How to (not) dine in troglodyte lands in N very simple steps

06b February 18, 2018 -- (in the flesh storytime)

Let's do a little role-playing -- not the CRPG kind; a different kind, the real kind.

Say you're getting together with a few buddies (ten or, say, twenty) to blow some cash. Say it's winter season, so you'll go to the nearest mountains for skiing, snowboarding and other activities, some involving more or less alcohol, as the liver tolerates.

Say you've just arrived in a beautiful little village1 lying on the edge of a mountain covered by a thick carpet of fir and pine trees. Sort of like... in fact, let me drop a few thousand words:

It's Friday evening at 9PM and you want to eat something. You wander around the village and find that it's barren2, save for a place where they just closed the kitchen and a restaurant that goes by the pompous Swiss-ey name Le Chalet... or at least that's what a (broken) WoT implementation tells you.

You arrive at the chalet-oui-oui and park the car. Someone comes out; you ask if their restaurant's open; they say that no, it's closed, nothing to see here3. Your friends also arrive, so you resignedly tell them to do a 180 and propose to go look somewhere else -- maybe, maybe someone on a 5km radius will get off their asses and serve you food for money.

But it doesn't end here. Upon discussing with your buddies on how to properly fit twenty people in places that aren't able to feed merely one, the stranger from Le Merdelet appears, joined by what seems to be a partner of his. He asks you to leave; you say that sure, you're gonna do just that; he says that this is private property and that they're not afraid of twenty people, so you'd better leave, or else; you, dumbfounded as you are, tell them that yes, leaving is just what you intend to do, what else? So you finally leave.

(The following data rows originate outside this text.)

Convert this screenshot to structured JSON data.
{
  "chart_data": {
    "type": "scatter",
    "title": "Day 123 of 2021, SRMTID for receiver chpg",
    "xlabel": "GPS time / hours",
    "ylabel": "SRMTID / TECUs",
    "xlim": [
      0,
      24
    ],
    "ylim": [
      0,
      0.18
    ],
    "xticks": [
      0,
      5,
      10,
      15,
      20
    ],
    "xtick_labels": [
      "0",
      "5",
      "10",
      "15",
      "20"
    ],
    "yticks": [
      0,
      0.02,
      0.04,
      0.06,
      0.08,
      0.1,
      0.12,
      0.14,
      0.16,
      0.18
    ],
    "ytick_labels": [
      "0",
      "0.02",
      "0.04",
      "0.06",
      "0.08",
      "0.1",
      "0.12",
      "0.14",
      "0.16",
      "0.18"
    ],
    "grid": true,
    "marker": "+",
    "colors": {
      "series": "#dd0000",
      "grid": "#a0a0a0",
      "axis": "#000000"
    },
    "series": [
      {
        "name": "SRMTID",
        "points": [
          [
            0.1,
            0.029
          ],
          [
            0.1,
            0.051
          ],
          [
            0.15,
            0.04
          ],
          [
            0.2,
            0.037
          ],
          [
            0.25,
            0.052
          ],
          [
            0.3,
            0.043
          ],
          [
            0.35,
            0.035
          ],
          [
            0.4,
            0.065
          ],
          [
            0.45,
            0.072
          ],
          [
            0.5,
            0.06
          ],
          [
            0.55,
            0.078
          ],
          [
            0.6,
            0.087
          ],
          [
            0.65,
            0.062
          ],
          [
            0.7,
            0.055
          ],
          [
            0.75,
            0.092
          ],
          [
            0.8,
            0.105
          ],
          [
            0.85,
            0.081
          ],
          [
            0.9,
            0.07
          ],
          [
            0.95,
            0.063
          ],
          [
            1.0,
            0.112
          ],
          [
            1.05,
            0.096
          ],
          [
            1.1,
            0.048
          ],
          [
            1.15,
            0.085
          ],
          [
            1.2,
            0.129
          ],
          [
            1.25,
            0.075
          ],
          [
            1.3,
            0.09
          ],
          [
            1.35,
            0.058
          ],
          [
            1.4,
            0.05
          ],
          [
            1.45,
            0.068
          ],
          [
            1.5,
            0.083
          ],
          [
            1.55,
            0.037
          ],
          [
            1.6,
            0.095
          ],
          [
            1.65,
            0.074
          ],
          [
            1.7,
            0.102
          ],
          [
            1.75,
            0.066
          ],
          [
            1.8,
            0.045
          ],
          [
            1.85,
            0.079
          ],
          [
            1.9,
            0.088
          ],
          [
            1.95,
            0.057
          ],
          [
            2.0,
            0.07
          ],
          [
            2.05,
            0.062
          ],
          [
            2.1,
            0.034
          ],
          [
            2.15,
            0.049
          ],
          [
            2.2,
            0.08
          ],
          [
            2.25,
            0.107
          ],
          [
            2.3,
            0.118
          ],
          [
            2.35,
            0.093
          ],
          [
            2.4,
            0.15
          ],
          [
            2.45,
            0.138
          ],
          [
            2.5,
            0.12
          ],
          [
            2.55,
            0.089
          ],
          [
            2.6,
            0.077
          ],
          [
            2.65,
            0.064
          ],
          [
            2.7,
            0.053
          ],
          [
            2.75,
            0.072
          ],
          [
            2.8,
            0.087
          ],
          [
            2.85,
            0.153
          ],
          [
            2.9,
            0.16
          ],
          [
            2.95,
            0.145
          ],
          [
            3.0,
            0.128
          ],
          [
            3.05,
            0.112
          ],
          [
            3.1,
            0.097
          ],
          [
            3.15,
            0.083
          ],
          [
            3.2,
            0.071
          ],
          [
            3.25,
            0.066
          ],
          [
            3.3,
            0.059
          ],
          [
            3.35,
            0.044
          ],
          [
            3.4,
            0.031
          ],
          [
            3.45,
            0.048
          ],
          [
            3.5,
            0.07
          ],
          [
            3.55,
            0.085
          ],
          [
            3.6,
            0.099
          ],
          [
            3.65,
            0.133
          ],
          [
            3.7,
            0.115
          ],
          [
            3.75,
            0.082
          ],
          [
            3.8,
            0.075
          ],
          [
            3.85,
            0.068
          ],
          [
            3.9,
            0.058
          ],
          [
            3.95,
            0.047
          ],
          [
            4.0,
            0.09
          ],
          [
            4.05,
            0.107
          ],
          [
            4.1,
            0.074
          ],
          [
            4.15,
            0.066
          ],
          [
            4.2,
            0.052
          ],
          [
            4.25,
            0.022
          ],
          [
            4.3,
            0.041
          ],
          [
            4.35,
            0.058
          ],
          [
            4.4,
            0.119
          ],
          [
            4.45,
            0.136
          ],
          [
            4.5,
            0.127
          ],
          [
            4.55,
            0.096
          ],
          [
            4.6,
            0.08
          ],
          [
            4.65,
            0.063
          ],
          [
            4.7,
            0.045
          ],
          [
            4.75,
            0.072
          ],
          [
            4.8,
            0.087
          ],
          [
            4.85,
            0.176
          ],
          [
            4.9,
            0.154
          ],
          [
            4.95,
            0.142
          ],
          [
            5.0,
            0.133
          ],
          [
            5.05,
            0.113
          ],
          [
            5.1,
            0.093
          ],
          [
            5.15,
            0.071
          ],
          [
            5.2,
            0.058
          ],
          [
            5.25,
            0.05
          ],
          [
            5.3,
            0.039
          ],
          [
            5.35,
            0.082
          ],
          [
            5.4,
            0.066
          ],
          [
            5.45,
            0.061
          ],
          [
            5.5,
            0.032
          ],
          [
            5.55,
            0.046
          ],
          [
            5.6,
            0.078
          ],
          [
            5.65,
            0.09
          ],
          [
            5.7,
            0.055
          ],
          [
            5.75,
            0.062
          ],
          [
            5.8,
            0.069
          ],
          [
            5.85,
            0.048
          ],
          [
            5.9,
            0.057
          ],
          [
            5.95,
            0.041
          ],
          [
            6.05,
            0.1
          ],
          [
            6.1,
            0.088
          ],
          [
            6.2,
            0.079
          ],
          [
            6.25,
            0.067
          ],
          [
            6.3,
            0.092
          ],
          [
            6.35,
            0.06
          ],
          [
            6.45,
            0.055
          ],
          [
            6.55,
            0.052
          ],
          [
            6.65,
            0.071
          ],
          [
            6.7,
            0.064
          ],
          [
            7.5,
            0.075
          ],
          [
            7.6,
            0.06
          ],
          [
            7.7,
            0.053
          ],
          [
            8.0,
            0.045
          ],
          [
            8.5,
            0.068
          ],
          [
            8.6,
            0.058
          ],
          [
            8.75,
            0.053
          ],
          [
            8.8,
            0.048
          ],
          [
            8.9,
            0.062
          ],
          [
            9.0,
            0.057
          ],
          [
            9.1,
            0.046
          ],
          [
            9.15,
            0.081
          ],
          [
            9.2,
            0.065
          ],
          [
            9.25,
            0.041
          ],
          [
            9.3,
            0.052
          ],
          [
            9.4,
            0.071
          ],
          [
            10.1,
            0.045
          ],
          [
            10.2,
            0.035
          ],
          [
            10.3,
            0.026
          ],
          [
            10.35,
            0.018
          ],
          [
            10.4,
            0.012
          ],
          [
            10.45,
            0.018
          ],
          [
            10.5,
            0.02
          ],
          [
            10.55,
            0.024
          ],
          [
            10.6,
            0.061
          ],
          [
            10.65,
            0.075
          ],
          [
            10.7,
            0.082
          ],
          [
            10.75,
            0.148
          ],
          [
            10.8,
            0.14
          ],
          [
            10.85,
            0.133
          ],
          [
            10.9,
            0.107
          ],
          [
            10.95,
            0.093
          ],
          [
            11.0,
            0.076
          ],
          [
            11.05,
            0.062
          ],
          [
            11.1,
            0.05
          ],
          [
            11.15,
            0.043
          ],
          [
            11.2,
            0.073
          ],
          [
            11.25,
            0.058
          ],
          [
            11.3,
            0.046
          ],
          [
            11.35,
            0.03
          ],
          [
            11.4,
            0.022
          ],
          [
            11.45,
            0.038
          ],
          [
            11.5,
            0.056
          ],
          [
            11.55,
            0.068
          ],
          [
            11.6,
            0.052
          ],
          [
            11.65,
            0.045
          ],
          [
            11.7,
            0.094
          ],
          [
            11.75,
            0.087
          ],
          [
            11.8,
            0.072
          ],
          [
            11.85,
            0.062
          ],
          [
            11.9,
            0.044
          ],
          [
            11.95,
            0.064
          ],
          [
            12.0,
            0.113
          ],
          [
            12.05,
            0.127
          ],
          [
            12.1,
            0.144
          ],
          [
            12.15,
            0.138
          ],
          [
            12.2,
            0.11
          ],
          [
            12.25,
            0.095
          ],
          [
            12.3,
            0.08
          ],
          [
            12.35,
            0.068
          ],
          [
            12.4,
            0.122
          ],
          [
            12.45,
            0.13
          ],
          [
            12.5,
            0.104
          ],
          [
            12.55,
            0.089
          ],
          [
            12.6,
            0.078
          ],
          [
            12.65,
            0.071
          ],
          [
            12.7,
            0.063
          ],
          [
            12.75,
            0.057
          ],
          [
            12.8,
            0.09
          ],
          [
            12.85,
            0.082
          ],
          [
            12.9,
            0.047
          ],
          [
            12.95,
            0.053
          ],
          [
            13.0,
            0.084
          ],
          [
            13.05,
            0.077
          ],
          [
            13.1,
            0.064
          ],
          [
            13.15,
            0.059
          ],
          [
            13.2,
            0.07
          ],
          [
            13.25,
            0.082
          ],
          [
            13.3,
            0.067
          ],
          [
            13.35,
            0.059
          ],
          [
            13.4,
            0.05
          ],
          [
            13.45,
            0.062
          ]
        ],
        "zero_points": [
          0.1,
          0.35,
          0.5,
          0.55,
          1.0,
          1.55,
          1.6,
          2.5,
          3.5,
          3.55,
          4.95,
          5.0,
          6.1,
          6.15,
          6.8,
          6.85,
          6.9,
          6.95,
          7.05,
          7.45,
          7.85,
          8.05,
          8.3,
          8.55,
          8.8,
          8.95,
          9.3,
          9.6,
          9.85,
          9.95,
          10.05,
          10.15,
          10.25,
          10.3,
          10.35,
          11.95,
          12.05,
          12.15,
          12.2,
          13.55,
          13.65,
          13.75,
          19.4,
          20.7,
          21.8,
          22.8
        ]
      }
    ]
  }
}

The following day you wake up and write about this peculiar occurence; however uncivilized you might be, you mean to illustrate how one would attempt to eat in the lands of troglodytes and fail. Oh, and in the spirit of the WoT, you pull out the broken star-based implementation thereof and leave the following rating:

1 star: Owners are paranoid and incapable of sticking to the advertised schedule.

  1. We can't properly call it a resort. We'll see in a moment why.

  2. See? Told you, not a resort.

  3. See?! By now you should be convinced that, sadly, we're dealing with a backwater village, not the super-mountain-resort its inhabitants pretend it to be. Yeah, at least it's got nice views and all, or as the saying goes: frumoasă țară, păcat că-i populată.